— Братцы! Аспиды! Да ты слушай, что царевна пишет! — кричал он во всю мочь.
— А для чего она на нас большой полк высылает? — кричали другие.
— Это не она, а потешные да немцы!
— А кто от царевны принес грамоту?
— Стрельчиха Дарья, а ей дала царевнина постельница.
— Слушай, братцы, грамоту! Аспиды!
— Да мы ее давно слышали, — возражали некоторые.
— Аспиды! — ругался Кирша. — А Аченаш (Отче наш) иже еси вы не ежеден в церкви слышите, а все он такой же Аченаш остается…
— Кирша дело говорит! Вычитывай, что она пишет!
— Слушай, братцы, слово царевнино!
— Слушай, дьяволы!
— Любо! Любо!
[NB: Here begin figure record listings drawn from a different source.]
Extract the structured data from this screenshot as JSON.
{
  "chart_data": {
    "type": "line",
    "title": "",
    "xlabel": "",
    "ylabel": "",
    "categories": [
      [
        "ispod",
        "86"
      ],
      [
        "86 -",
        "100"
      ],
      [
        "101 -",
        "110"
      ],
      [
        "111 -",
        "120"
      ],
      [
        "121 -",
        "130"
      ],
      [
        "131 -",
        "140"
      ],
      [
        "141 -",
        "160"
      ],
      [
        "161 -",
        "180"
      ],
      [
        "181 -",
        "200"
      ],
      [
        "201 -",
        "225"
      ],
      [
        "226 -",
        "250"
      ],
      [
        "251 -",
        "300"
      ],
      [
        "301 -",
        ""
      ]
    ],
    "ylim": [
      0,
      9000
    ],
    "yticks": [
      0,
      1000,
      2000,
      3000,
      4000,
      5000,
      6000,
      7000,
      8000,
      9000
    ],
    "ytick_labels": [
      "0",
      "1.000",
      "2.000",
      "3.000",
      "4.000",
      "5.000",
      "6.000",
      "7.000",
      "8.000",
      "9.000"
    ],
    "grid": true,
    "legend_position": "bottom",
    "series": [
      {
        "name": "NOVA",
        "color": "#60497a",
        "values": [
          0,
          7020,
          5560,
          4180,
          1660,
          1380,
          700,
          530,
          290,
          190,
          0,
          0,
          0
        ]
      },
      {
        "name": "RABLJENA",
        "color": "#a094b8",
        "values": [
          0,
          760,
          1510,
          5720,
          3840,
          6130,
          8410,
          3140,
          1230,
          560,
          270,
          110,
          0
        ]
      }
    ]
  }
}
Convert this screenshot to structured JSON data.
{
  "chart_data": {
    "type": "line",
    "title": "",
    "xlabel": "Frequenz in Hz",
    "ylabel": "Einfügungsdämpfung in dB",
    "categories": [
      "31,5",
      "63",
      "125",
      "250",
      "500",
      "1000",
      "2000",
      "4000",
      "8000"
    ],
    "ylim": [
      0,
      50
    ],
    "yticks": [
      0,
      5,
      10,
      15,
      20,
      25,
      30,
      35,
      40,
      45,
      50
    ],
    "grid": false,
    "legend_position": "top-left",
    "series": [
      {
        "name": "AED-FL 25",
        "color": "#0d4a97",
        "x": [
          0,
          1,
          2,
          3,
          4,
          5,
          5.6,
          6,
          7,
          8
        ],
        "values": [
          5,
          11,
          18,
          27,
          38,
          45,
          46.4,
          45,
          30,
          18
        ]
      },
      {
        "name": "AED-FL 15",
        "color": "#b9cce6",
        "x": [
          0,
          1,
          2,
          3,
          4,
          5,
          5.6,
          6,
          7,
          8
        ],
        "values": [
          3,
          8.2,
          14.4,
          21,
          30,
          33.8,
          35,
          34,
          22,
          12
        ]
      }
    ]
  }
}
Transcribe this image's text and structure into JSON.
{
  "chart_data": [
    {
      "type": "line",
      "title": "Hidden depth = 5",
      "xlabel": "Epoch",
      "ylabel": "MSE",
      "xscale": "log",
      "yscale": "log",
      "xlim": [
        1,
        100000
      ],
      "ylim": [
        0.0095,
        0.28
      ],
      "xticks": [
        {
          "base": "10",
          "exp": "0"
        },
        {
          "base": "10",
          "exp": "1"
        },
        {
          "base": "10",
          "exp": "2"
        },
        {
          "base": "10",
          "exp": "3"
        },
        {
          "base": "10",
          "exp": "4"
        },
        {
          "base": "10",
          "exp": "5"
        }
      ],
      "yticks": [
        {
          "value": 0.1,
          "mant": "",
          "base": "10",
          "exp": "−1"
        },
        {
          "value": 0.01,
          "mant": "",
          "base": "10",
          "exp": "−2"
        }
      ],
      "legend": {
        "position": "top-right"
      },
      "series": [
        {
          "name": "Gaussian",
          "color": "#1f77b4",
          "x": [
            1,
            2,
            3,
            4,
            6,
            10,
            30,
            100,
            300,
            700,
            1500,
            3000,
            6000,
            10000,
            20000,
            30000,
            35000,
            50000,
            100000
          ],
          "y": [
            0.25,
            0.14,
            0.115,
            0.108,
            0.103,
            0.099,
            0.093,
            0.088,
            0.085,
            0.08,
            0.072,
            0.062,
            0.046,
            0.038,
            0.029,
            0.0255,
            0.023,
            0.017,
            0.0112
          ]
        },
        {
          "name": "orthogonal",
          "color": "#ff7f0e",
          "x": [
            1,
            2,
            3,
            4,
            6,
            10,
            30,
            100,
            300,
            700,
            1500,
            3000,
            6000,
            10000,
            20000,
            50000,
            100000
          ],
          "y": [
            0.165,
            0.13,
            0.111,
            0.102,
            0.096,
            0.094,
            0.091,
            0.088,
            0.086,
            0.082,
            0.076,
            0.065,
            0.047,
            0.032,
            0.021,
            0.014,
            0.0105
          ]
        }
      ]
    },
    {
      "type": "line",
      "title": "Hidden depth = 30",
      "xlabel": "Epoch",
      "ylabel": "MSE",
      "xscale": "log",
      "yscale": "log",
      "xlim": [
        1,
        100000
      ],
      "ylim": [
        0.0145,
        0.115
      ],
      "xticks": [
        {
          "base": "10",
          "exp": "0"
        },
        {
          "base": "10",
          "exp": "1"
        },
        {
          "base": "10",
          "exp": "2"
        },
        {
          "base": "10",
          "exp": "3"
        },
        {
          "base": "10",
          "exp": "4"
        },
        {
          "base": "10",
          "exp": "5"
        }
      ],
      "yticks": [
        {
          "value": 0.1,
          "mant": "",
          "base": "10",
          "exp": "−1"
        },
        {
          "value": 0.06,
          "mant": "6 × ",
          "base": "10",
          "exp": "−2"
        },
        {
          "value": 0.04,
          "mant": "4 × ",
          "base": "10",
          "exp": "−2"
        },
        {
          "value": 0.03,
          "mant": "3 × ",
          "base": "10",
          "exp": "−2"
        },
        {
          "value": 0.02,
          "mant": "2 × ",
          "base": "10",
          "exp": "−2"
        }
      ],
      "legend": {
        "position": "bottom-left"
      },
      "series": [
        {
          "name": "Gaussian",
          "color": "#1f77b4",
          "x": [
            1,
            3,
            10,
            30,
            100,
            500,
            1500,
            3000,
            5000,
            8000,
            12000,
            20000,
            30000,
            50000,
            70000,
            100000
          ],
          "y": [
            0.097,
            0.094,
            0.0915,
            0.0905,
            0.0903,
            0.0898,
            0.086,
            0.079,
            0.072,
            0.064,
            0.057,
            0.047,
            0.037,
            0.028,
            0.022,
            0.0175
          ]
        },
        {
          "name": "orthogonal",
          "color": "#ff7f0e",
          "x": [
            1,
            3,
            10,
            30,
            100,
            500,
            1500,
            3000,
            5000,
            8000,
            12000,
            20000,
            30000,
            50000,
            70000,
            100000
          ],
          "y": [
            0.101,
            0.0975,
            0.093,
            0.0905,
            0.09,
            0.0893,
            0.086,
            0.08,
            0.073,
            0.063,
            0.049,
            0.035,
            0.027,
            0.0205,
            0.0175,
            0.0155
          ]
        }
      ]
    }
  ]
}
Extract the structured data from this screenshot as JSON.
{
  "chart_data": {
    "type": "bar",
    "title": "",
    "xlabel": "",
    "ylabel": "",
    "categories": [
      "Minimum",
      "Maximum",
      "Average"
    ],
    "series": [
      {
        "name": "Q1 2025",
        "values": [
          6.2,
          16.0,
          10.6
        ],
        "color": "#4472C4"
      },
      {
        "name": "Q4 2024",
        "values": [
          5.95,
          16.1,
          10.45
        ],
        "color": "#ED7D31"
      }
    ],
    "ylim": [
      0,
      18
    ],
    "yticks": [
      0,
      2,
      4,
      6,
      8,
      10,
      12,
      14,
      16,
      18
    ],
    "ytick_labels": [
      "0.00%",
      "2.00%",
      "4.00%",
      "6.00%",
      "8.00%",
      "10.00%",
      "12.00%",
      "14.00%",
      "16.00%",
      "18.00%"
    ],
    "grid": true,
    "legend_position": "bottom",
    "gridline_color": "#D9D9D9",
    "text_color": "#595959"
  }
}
Трезвонь, Кирша!
С трудом удалось угомонить круг, и Кирша начал читать послание Софьи.
— «Вестно мне учинилось, — разносился ветром его могучий голос по всему кругу, — что ваших полков стрельцов приходило к Москве малое число: и вам бы быть к Москве всем четырем полкам, и стать под Девичьим монастырем табаром, и бить челом мне иттить к Москве против прежнего на державство. А есть ли бы солдаты, кои стоят у монастыря, к Москве пускать не стали, и с ними бы управиться, их побить и к Москве быть. А кто б не стал пускать с людьми своими или с солдаты, и вам бы чинить с ними бой».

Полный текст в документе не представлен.